8. Demonstrate care for yourself

Parents and caregivers are human, too. Even though you’re responsible for your child’s life and well-being, you’re responsible for your own as well. Prioritizing your own well-being in this role can look like treating yourself with kindness when you make mistakes as a parent, setting appropriate boundaries and limits, and taking time to yourself to recharge and tend to your own needs. Taking these actions can also help you be a good role model for your child. As the authors of a paper about the importance of parental self-care put it, “It may be unhelpful to frame parent self-care as an addition to their to-do lists. That list is already too long, and parents are already challenged and accountable in a thousand ways. Instead, it may be important to consider self-care as a quality of action: It can be an act of love and kindness.”

How therapy can help parents and caregivers

Raising young kids can be a stressful job. For parents or caregivers who could use extra support, speaking with a therapist may be helpful. A trained mental health professional can offer you a safe space to express your emotions, problem solve, and learn healthy techniques for coping with stress such as a child’s behavior challenges or medical problems. They can also assist you in tweaking your parenting style and improving skills like communication, boundary-setting, conflict resolution, and others that can help you foster healthy family dynamics. If you’re experiencing symptoms of a mental health condition, they can offer support and treatment options as well.

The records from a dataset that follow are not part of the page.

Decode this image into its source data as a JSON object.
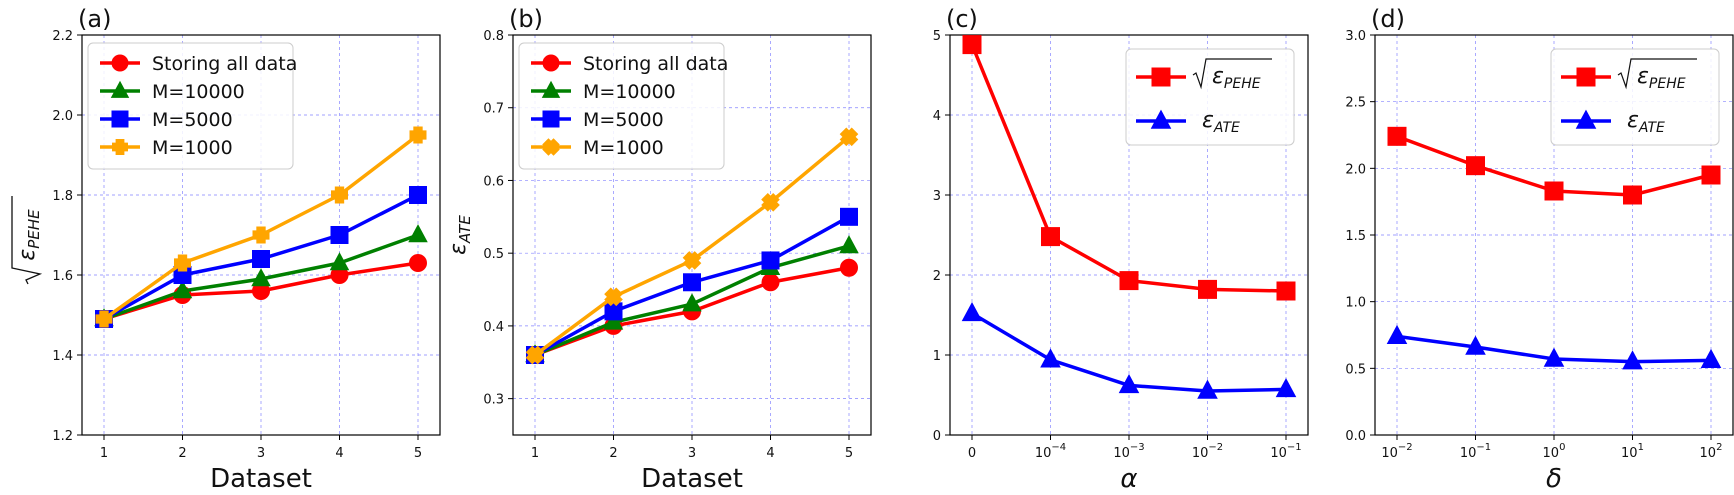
{
  "chart_data": [
    {
      "id": "a",
      "panel_label": "(a)",
      "type": "line",
      "xlabel": "Dataset",
      "ylabel": "√ε_PEHE",
      "ylabel_symbol": "ε",
      "ylabel_sub": "PEHE",
      "ylabel_sqrt": true,
      "x_tick_labels": [
        "1",
        "2",
        "3",
        "4",
        "5"
      ],
      "y_ticks": [
        "1.2",
        "1.4",
        "1.6",
        "1.8",
        "2.0",
        "2.2"
      ],
      "ylim": [
        1.2,
        2.2
      ],
      "legend_position": "upper-left",
      "series": [
        {
          "name": "Storing all data",
          "color": "#ff0000",
          "marker": "circle",
          "values": [
            1.49,
            1.55,
            1.56,
            1.6,
            1.63
          ]
        },
        {
          "name": "M=10000",
          "color": "#008000",
          "marker": "triangle",
          "values": [
            1.49,
            1.56,
            1.59,
            1.63,
            1.7
          ]
        },
        {
          "name": "M=5000",
          "color": "#0000ff",
          "marker": "square",
          "values": [
            1.49,
            1.6,
            1.64,
            1.7,
            1.8
          ]
        },
        {
          "name": "M=1000",
          "color": "#ffa500",
          "marker": "plus",
          "values": [
            1.49,
            1.63,
            1.7,
            1.8,
            1.95
          ]
        }
      ]
    },
    {
      "id": "b",
      "panel_label": "(b)",
      "type": "line",
      "xlabel": "Dataset",
      "ylabel": "ε_ATE",
      "ylabel_symbol": "ε",
      "ylabel_sub": "ATE",
      "ylabel_sqrt": false,
      "x_tick_labels": [
        "1",
        "2",
        "3",
        "4",
        "5"
      ],
      "y_ticks": [
        "0.3",
        "0.4",
        "0.5",
        "0.6",
        "0.7",
        "0.8"
      ],
      "ylim": [
        0.25,
        0.8
      ],
      "legend_position": "upper-left",
      "series": [
        {
          "name": "Storing all data",
          "color": "#ff0000",
          "marker": "circle",
          "values": [
            0.36,
            0.4,
            0.42,
            0.46,
            0.48
          ]
        },
        {
          "name": "M=10000",
          "color": "#008000",
          "marker": "triangle",
          "values": [
            0.36,
            0.405,
            0.43,
            0.48,
            0.51
          ]
        },
        {
          "name": "M=5000",
          "color": "#0000ff",
          "marker": "square",
          "values": [
            0.36,
            0.42,
            0.46,
            0.49,
            0.55
          ]
        },
        {
          "name": "M=1000",
          "color": "#ffa500",
          "marker": "x",
          "values": [
            0.36,
            0.44,
            0.49,
            0.57,
            0.66
          ]
        }
      ]
    },
    {
      "id": "c",
      "panel_label": "(c)",
      "type": "line",
      "xlabel": "α",
      "ylabel": "",
      "x_tick_labels": [
        {
          "base": "0",
          "exp": ""
        },
        {
          "base": "10",
          "exp": "−4"
        },
        {
          "base": "10",
          "exp": "−3"
        },
        {
          "base": "10",
          "exp": "−2"
        },
        {
          "base": "10",
          "exp": "−1"
        }
      ],
      "y_ticks": [
        "0",
        "1",
        "2",
        "3",
        "4",
        "5"
      ],
      "ylim": [
        0,
        5
      ],
      "legend_position": "upper-right",
      "series": [
        {
          "name": "√ε_PEHE",
          "symbol": "ε",
          "sub": "PEHE",
          "sqrt": true,
          "color": "#ff0000",
          "marker": "square",
          "values": [
            4.88,
            2.48,
            1.93,
            1.82,
            1.8
          ]
        },
        {
          "name": "ε_ATE",
          "symbol": "ε",
          "sub": "ATE",
          "sqrt": false,
          "color": "#0000ff",
          "marker": "triangle",
          "values": [
            1.52,
            0.94,
            0.62,
            0.55,
            0.57
          ]
        }
      ]
    },
    {
      "id": "d",
      "panel_label": "(d)",
      "type": "line",
      "xlabel": "δ",
      "ylabel": "",
      "x_tick_labels": [
        {
          "base": "10",
          "exp": "−2"
        },
        {
          "base": "10",
          "exp": "−1"
        },
        {
          "base": "10",
          "exp": "0"
        },
        {
          "base": "10",
          "exp": "1"
        },
        {
          "base": "10",
          "exp": "2"
        }
      ],
      "y_ticks": [
        "0.0",
        "0.5",
        "1.0",
        "1.5",
        "2.0",
        "2.5",
        "3.0"
      ],
      "ylim": [
        0,
        3
      ],
      "legend_position": "upper-right",
      "series": [
        {
          "name": "√ε_PEHE",
          "symbol": "ε",
          "sub": "PEHE",
          "sqrt": true,
          "color": "#ff0000",
          "marker": "square",
          "values": [
            2.24,
            2.02,
            1.83,
            1.8,
            1.95
          ]
        },
        {
          "name": "ε_ATE",
          "symbol": "ε",
          "sub": "ATE",
          "sqrt": false,
          "color": "#0000ff",
          "marker": "triangle",
          "values": [
            0.74,
            0.66,
            0.57,
            0.55,
            0.56
          ]
        }
      ]
    }
  ]
}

Whether caring for babies, children, or adolescents, parenting often entails a busy schedule. For those who don’t have time to travel to and from in-person therapy appointments, virtual therapy is another option to consider. With an online therapy service like BetterHelp, you can get matched with a licensed therapist who you can meet with via phone, video call, and/or in-app messaging from anywhere you have an internet connection. While you may already know that traditional face-to-face sessions can be beneficial, recent research also shows that web-based parenting interventions such as therapy can be a cost-effective alternative.


Being the parent or caregiver of a child is no easy task and you may sometimes feel like you don’t have all the answers. Taking advice from psychology researchers and experts can be helpful, as can speaking with a therapist.